Man hat es fast vergessen: In früheren Zeiten, als die Grünen aus Fundis und Realos bestanden, waren sie eine wirklich sehr lebendige Partei. Keine Versammlung, in der sich die beiden Flügel nicht heftig befehdeten, über Stunden. Diese Zeiten sind vorbei, seit Florian Duday und Anne Franke die Regie nach der Jahrtausendwende übernahmen und an Evelyn Villing weitergaben. Die Grünen sind bürgerlich geworden, so bürgerlich, dass man im Starnberger Kreistag den Eindruck gewinnen muss, dass sie sich für die bessere CSU halten. Alle Grünen? Nein, nicht alle. Einen gibt es noch, einen Grünen der ersten Stunde, und der heißt Peter Unger. Der Gilchinger Kreisrat, der die 60 Jahre längst überschritten hat, ist noch so angriffslustig und polemisch, als müsste er im Alleingang die Welt vor der CSU retten. Sozusagen der letzte grüne Solist. Im Kreistag am Montag konnte man dieses Schauspiel wieder, nun ja, genießen. Beim Thema Haushaltsberatungen kämpfte Unger dafür, dass die Sitzungen des Haushaltsausschusses endlich öffentlich sein sollen. Eine Schimpfkanonade durften sich Landrat Karl Roth und der Kreistag anhören: "Jeder hier redet von Bürgernähe, aber die Realität schaut anders aus." Der Bürger bekäme keine Infos, wie der Haushalt zustande käme, dies sei nicht in Ordnung. Kaum war Unger mit seinen Ausführungen zu Ende, meldete sich ein anderer Grüner zu Wort, nämlich Florian Duday, der laut verkündete, die "Gegenrede" zur Unger-Forderung halten zu wollen. Er betonte, dass sich die bisherige Lösung bewährt habe, sie hätte den Vorteil, dass durch die fehlende Öffentlichkeit im Haushaltsausschuss keine "Schaufensterreden gehalten" würden. Grüne gegen Grüne - das gefiel vor allem der CSU. Dies war aber noch nicht das Ende des innerfraktionellen Meinungsaustausches coram publico. Anne Franke, die Grünen-Landtagsabgeordnete und Kreisrätin, musste auch noch ihren Ärger über Ungers Solonummern Luft machen. Man muss wissen: Die beiden konnten sich noch nie so richtig leiden.

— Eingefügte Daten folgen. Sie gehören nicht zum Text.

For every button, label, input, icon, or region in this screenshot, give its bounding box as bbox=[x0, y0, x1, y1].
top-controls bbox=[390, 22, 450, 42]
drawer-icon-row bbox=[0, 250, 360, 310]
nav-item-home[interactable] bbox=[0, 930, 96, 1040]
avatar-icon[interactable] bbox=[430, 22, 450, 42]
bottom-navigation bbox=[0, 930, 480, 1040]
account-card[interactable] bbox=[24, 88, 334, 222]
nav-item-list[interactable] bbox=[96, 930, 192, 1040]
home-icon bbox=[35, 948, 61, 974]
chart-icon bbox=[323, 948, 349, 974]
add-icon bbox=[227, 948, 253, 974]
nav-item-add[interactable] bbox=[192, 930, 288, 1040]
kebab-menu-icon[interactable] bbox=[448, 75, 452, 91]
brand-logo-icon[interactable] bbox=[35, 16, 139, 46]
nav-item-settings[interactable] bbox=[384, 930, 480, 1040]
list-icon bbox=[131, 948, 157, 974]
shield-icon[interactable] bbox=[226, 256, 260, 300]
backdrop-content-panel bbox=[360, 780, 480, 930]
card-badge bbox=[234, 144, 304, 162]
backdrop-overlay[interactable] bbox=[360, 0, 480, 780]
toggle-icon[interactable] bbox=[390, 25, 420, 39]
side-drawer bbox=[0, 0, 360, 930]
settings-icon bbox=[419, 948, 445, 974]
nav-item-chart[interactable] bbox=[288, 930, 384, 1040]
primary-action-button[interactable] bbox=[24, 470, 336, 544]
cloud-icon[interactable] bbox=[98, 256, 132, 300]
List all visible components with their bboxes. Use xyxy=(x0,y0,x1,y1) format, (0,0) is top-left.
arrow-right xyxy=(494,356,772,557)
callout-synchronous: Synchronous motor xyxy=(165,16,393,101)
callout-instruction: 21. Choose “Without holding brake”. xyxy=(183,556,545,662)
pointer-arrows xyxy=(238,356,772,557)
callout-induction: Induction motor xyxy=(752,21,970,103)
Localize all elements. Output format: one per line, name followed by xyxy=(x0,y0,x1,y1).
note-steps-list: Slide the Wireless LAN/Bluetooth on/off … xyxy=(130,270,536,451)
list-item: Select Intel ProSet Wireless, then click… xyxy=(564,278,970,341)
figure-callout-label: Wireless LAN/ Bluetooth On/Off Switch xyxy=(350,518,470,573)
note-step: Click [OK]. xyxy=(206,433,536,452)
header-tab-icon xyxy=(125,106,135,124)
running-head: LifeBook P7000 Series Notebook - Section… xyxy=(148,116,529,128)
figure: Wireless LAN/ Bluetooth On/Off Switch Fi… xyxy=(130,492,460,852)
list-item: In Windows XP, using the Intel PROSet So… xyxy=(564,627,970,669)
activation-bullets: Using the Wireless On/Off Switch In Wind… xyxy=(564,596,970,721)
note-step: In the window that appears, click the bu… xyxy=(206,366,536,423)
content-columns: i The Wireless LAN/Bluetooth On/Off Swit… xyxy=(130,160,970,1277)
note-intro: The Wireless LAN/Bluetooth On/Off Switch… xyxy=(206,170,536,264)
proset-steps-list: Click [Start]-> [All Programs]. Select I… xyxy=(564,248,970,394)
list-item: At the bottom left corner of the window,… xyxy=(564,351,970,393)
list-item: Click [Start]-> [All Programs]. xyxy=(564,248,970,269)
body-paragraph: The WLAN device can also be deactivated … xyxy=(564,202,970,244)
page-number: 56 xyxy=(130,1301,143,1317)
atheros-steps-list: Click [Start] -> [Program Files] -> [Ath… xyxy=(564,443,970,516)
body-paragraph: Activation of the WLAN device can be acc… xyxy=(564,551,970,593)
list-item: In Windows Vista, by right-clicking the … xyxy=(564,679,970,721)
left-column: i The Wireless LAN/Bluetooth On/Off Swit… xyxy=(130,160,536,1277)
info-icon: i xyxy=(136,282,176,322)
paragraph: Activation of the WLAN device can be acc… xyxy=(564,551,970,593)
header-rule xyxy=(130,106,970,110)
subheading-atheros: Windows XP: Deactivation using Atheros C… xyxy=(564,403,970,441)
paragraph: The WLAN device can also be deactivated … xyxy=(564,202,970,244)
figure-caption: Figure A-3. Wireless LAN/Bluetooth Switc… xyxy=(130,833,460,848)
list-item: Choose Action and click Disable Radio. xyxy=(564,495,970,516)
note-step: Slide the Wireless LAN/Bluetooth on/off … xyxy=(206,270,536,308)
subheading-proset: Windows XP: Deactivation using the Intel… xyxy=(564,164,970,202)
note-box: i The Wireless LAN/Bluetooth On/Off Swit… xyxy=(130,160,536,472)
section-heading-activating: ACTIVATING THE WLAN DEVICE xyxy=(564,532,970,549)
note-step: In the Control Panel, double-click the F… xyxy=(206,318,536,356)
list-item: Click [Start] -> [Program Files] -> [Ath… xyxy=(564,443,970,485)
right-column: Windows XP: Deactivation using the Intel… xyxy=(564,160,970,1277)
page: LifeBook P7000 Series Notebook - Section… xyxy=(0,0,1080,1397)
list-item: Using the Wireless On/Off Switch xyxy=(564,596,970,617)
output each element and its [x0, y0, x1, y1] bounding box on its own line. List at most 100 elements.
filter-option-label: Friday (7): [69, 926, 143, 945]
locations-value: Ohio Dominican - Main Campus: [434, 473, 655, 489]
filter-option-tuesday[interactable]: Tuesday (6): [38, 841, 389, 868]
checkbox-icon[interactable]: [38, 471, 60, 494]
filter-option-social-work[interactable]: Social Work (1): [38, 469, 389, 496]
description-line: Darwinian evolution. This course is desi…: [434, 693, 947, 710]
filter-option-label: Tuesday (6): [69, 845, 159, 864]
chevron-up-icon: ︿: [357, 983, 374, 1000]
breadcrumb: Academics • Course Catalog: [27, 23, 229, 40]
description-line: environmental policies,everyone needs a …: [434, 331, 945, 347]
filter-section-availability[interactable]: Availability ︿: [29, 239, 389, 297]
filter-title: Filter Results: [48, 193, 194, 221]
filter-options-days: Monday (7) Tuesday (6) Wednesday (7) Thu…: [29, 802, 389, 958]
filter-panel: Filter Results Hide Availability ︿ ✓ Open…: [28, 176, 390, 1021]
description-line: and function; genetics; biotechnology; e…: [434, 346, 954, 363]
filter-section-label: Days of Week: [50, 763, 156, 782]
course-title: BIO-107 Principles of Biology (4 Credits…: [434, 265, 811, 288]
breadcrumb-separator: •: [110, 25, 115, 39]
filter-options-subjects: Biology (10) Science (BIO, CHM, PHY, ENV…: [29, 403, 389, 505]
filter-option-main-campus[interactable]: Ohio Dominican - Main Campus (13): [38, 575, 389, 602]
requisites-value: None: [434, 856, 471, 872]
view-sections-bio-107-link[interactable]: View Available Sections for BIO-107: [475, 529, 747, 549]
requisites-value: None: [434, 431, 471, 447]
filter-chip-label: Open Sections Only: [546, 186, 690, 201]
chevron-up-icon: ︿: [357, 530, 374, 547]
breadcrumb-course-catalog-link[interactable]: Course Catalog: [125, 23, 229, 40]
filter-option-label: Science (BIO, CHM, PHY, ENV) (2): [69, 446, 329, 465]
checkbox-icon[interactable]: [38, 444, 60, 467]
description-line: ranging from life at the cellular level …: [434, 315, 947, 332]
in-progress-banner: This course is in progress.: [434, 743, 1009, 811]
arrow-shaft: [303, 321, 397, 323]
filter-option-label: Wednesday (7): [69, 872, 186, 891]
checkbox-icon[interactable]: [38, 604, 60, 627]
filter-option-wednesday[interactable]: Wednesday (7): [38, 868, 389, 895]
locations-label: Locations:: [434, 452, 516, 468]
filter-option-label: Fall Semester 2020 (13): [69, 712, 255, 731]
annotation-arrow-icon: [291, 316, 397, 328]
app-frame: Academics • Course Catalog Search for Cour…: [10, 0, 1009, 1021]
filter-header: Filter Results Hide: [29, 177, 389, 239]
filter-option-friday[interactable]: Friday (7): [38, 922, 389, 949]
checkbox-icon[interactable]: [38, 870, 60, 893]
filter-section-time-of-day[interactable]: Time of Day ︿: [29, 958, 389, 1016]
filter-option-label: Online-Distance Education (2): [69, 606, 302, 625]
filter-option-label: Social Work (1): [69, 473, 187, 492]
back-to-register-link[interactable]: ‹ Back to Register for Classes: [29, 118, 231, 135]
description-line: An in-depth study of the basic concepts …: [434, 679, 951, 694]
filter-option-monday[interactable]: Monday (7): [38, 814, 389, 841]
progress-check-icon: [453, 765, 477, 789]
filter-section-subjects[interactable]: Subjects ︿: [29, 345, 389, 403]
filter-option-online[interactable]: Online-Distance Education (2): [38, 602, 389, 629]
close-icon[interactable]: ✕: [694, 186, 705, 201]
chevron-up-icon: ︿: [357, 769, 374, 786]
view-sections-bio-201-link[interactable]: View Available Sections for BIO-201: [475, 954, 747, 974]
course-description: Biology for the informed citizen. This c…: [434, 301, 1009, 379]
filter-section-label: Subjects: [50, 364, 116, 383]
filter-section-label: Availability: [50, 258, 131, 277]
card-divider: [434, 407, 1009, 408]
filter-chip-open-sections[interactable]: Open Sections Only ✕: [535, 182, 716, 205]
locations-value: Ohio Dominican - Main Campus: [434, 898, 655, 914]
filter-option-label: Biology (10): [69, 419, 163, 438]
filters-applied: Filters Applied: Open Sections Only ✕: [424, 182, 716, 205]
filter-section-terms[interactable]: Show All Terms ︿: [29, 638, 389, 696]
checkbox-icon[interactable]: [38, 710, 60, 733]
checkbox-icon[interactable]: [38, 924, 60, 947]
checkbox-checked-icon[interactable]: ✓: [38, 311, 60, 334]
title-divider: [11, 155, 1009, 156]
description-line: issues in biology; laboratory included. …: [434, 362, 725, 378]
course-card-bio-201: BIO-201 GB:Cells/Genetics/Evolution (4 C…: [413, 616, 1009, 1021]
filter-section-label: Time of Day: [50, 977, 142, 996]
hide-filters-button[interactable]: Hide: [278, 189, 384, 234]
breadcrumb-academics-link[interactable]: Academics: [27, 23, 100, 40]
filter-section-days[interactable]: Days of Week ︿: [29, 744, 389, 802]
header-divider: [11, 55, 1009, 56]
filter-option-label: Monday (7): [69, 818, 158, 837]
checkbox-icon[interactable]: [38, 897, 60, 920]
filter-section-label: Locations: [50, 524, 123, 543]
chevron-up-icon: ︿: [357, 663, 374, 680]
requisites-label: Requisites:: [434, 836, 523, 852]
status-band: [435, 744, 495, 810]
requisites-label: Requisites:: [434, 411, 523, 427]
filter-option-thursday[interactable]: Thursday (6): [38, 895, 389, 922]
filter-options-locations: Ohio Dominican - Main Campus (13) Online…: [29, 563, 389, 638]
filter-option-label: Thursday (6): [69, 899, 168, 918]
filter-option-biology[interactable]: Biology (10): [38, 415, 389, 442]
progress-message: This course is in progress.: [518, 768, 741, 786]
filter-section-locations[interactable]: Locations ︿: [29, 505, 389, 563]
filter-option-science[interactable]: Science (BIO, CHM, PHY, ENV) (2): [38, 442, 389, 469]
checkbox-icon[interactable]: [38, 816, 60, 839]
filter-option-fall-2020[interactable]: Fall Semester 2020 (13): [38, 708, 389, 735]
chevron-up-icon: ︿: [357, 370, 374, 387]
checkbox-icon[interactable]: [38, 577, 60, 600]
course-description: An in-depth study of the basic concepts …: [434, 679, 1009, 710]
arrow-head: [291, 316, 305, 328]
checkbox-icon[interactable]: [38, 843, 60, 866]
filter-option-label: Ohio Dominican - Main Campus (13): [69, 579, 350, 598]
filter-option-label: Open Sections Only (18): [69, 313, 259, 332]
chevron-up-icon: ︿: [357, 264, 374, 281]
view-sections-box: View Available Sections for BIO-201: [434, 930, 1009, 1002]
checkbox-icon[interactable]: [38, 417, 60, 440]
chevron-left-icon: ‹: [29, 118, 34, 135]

Lautstark beklagte sie, dass der Gilchinger einen eigenen Antrag zum Akteneinsichtsrecht für Bürger stellen musste, obwohl sich die Fraktion einig war, dass er es nicht tun sollte. "Ich ärgere mich über Peter Unger, und ich habe es schon so oft gemacht, deshalb muss ich es auch sagen." Dass beide Unger-Anträge abgelehnt wurden, sei noch vermeldet. Das ist der Gilchinger gewohnt. Wie gesagt: der letzte Solist.

kreistag grüne florian duday peter unger anne franke barbara wanzke gerd mulert

Ein Grüner der ersten Stunde: Kreisrat Peter Unger.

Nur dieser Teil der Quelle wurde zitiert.